Los seres humanos confundimos libertad de expresión con libertad a secas, hasta para agredir y ofender a los demás.

El absolutista de la libertad de expresión
Mónica Hernández

Por Mónica Hernández

Así se autonombra: el absolutista de la libertad de expresión. Es también CEO (mandamás) de empresas como Tesla, SpaceX y X (antes Twitter o todavía Twitter, porque nadie dice que escribe un “x”, sino un Twit). Su nombre es Elon Reeve Musk y es un empresario norteamericano de pura cepa, de esos que crecen en otras partes y se hacen con el pasaporte de los Estados Unidos y de ahí a dominar el mundo (aquí sí es literal).  

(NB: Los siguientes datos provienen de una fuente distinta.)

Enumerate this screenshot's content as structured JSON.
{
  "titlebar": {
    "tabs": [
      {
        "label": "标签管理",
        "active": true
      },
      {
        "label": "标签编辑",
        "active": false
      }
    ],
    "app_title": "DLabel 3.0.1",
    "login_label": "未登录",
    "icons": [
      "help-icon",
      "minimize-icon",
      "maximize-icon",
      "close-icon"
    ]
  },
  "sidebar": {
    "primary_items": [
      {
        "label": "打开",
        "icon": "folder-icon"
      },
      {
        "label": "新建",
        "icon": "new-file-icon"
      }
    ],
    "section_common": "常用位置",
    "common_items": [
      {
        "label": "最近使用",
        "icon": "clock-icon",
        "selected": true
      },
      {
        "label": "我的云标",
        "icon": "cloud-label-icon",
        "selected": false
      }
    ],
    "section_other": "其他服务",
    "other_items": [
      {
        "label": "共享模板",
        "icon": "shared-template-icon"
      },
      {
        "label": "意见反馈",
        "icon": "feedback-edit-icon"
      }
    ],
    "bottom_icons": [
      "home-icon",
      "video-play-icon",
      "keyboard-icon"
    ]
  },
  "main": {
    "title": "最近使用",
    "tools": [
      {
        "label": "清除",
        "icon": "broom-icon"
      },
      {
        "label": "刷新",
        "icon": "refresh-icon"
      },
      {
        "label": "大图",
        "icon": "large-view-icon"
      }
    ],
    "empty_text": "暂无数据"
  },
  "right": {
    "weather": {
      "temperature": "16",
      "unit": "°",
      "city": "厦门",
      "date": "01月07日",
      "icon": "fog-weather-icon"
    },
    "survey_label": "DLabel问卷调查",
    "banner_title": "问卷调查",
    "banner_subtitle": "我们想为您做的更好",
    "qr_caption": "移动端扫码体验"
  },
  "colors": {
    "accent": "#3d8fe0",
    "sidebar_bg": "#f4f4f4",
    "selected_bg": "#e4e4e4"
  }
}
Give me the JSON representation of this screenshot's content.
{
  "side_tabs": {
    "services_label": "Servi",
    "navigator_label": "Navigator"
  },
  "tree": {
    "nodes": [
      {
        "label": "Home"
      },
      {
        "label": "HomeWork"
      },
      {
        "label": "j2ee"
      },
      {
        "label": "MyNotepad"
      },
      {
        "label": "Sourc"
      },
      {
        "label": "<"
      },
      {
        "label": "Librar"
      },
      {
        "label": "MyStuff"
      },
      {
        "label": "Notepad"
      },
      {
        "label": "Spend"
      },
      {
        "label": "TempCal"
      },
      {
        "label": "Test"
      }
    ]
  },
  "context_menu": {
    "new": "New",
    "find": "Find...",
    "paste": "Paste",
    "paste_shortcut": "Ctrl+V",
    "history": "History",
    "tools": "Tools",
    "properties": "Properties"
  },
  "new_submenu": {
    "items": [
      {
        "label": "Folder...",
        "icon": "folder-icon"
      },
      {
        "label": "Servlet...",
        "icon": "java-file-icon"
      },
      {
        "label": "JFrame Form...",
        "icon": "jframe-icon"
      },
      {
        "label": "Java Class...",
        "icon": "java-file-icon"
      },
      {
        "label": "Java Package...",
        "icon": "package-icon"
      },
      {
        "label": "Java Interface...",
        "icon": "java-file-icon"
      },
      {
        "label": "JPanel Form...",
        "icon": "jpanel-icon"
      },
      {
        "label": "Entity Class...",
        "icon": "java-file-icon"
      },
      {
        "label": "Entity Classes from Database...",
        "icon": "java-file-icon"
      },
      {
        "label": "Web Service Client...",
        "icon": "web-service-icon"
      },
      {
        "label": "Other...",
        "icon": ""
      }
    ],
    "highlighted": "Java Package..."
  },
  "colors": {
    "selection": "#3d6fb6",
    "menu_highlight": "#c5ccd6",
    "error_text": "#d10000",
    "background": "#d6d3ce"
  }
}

Nació en Pretoria, Sudáfrica, de madre canadiense (modelo) y padre sudafricano (co-propietario, por cierto, de una mina de esmeraldas en Zambia). Tiene por tanto, tres nacionalidades y reside en los Estados Unidos, luego de un breve paso por una universidad de Canadá (Queens) y otra de Estados Unidos (Pensilvania) para graduarse de Economía y Física. Iba a estudiar en Stanford, pero solo se mudó a California en 1995 para convertirse en empresario, ya que la universidad dejó de apetecerle. Se sabía genio y con esa autoconfianza fundó su primera empresa, Zip2 (que vendió a Compaq en 1999 por 307 millones de dólares). Después se le ocurrió que un banco sería buena idea, y creó lineX.com, que fusionó con Confinity en el año 2000 para crear PayPal, que eBay compró en 2002 por 1,500 millones de dólares. El resto de sus empresas son igual de conocidas y han añadido ceros de tres en tres a su fortuna personal y empresarial.